Individuals can typically study under three visa programs:
- F-1 student visa – academic studies
- University or college
- High school
- Private elementary school
- Another academic institution, including a language training program
- M-1 student visa – vocational studies
- Vocational or other recognized nonacademic institution
- Does not include language training programs
- J-1 exchange visitor – approved exchange programs
- Au pair and EduCare
- Camp Counselor
- Government Visitor
- International Visitor (Dept. of State use)

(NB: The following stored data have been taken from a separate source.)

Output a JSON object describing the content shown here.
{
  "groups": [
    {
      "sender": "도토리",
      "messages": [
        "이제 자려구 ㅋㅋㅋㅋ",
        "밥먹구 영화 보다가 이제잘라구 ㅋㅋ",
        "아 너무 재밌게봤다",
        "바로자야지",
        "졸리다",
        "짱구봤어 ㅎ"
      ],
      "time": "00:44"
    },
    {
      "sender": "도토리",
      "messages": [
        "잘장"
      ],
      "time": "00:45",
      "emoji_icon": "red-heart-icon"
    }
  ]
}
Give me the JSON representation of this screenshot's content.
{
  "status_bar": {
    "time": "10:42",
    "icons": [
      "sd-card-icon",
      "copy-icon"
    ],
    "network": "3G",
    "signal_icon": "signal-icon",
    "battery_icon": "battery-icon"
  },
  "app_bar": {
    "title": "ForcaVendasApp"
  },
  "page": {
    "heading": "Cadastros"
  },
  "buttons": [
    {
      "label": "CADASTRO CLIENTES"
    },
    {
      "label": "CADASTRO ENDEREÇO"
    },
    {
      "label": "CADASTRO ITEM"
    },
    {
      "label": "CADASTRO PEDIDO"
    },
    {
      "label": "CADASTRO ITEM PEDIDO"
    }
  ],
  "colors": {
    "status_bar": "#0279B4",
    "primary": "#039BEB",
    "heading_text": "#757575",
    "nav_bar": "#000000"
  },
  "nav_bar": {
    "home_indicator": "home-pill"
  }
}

- Professor and Research Scholar
- Short-term Scholar
- Student, college/university
- Student, secondary
- Summer Work Travel
Certain short-term recreational courses that are not for credit toward a degree or academic certificate may be undertaken utilizing a visitor visa. You should check with your immigration attorney and Designated School Official to determine which visa is appropriate.
Secure a Job
If you have a job waiting for you in the U.S., your chances of qualifying for a visa increase exponentially. Whether you apply for a job at a new company or the current company you work for offers you a transfer to an American location, you may be eligible for a temporary visa (such as H-1B, L-1A, L-1B, O-1, or P-1) or the employer may sponsor you for permanent residence, or a “green card” (EB-1, EB-2, or EB-3). Employment-based categories are based on your experience and education levels. If you have special knowledge or expertise, you may be able to self-petition for a green card without an official job offer in hand. Contact an immigration attorney to explore how your background may qualify.
Start a Business
The United States values economic contributions, so opening a business on American soil that can provide jobs for U.S. workers is another way to enter the U.S. on a temporary or permanent visa. Some countries may be eligible by treaty for a temporary visa (E-1 or E-2) to start up and direct a business. Individuals from all countries may apply for an EB-5 investor visa by making a minimum investment in a new U.S. entity and can sufficiently demonstrate plans to hire at least 10 U.S. workers. Your spouse and children under the age of 21 can also earn permanent residence through the primary investor’s application.